For his entire adult life, David W. Blight has lived, breathed and dreamed often about Frederick Douglass. “There is no greater voice in 19th century history,” he declared to a rapt audience of Chapin community members, including the students in Classes 7 and 11.
Since 2007, Chapin has enjoyed a wonderful partnership with The Gilder Lehrman Institute of American History, which fosters the understanding of American history through educational programs. This year, Professor Blight visited Chapin on January 29 to deliver the 2019 Gilder Lehrman Lecture, centering his fascinating presentation on his new biography, “Frederick Douglass: Prophet of Freedom,” which meticulously chronicles the former slave’s journey to becoming one of the most influential writers and orators of his era. Since it was published last October, the 764-page book has received much praise, including a spot on The New York Times’ “10 Best Books of 2018” list.
“Frederick Douglass was a very complicated, deeply human person,” began Professor Blight, who serves as the Class of 1954 Professor of American History at Yale University and Director of the Gilder Lehrman Center for the Study of Slavery, Resistance and Abolition at Yale. “He was probably also the most photographed American during this time,” he stated, clicking through a series of striking images of Douglass projected on the screen in the Assembly Room. Only Mark Twain and Ulysses S. Grant were as robustly photographed he noted.
While a “a stunning young man and a stunning older man,” Professor Blight said Frederick Douglass’ good looks weren’t the only reason his image appeared so widely. “He cultivated photographers. As if to say, ‘Look at me, I’m black, I’m educated and I’m smart.’”
Born in or around 1818 in Talbot County, Maryland, Frederick Douglass spent two decades as a slave. When he was 9 years old, his owner, Thomas Auld, sent him to Baltimore to live with members of Auld’s family. Living in this city afforded him the opportunity to expand both his worldview and his literacy. He attended several churches and became transfixed by preachers whose sermons were filled with passages from the Bible. He also discovered “The Columbian Orator,” a popular collection of political essays and other missives, which his white friends from the neighborhood studied in school.
In 1838, 20-year-old Douglass disguised himself as a sailor and finally managed to escape to freedom using the Underground Railroad, settling at first in Massachusetts. On that fateful night, he held his tattered copy of the “Orator,” “the most precious possession he owned,” said Professor Blight. It was during a private visit to Cedar Hill, Frederick Douglass’ later-in-life Washington, D.C. house, that Professor Blight was able to hold the treasured book in his gloved hands, noting that, “It was the most moving experience of my life.”

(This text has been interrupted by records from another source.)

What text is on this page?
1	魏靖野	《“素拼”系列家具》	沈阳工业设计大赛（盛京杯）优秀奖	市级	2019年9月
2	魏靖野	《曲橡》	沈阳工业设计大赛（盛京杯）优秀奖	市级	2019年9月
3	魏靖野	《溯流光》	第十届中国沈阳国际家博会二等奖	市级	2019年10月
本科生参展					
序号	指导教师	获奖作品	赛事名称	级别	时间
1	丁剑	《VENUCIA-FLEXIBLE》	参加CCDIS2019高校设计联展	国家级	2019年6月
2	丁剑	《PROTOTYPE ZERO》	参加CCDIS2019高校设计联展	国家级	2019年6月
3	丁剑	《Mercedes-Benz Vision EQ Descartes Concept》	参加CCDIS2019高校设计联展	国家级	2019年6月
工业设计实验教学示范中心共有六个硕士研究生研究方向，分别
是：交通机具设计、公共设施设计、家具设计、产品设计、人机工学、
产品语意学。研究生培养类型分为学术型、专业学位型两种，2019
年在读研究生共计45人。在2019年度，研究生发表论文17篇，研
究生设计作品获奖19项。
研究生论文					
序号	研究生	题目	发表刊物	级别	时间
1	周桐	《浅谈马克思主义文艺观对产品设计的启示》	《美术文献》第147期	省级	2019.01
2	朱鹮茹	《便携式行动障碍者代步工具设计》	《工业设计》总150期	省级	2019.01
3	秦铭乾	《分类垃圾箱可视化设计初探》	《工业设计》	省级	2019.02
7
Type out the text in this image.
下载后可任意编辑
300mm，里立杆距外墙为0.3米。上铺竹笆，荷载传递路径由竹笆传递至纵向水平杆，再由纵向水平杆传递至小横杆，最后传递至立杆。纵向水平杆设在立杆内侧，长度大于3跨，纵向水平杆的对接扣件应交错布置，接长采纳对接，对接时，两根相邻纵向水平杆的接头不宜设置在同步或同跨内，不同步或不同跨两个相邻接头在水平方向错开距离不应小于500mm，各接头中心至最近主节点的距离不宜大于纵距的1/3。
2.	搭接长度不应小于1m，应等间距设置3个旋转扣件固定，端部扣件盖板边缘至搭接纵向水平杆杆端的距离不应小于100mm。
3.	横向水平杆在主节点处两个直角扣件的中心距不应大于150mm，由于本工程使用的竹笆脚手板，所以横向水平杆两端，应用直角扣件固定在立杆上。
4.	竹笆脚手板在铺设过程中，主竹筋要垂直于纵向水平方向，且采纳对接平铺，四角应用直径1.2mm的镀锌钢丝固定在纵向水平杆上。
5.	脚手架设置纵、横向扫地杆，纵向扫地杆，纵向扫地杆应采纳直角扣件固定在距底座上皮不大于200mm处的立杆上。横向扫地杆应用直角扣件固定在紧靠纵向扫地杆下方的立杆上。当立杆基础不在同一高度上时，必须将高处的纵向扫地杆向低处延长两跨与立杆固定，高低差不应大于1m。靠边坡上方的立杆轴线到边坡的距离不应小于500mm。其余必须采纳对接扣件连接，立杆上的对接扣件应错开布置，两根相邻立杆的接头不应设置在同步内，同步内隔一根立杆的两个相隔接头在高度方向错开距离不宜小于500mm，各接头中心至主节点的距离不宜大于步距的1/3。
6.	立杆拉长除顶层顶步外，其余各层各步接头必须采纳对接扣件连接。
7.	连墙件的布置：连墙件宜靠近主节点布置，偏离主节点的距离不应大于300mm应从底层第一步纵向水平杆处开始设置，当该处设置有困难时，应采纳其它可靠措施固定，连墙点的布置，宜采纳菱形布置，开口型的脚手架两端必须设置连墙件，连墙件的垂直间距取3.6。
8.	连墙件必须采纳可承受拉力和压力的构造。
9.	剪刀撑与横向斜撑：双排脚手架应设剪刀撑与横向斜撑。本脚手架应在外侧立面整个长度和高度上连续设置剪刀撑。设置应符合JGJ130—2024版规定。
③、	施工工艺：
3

Guided by this transformative publication and the King James Bible, Douglass became well versed in the principles of the anti-slavery movement, also known as abolitionism. He traveled extensively throughout the country, expounding his unorthodox ideas in the form of rousing speeches and provocative writings.
“Like Martin Luther King, Jr. and Abraham Lincoln, Frederick Douglass was a master with words,” said Professor Blight. In addition to penning three versions of his autobiography, totaling some 1,200 pages, in 1847, Douglass founded “The North Star,” an influential black newspaper that denounced slavery and promoted women’s rights.
When the Civil War broke out in 1861, Douglass was a consultant to President Lincoln, helping to persuade him that slaves should serve in the Union Army and that ending slavery should be an objective of the war. The following two years – when Congress abolished slavery in 1862 and when the Emancipation Proclamation took effect in 1863, freeing all Union slaves – were great personal triumphs for Douglass, who died in 1895 in Rochester, New York.
Speaking with authority, exuberance and humor, Professor Blight also described Douglass’ struggle to strike a balance between his public identity and his private life, which included his wife, Anna, and their five children. Douglass’ unwavering support of women’s suffrage, despite a public falling-out with movement leaders Elizabeth Cady Stanton and Susan B. Anthony, was also touched upon.
At the end of this engrossing talk, Professor Blight welcomed questions from the audience. “How did studying Frederick Douglass change you?” one Class 7 student asked the distinguished historian. “I don’t know yet,” he replied with a laugh. One thing is certain: Professor Blight, through his magnificent scholarship, has illuminated for so many a singularly remarkable man who changed the course of history.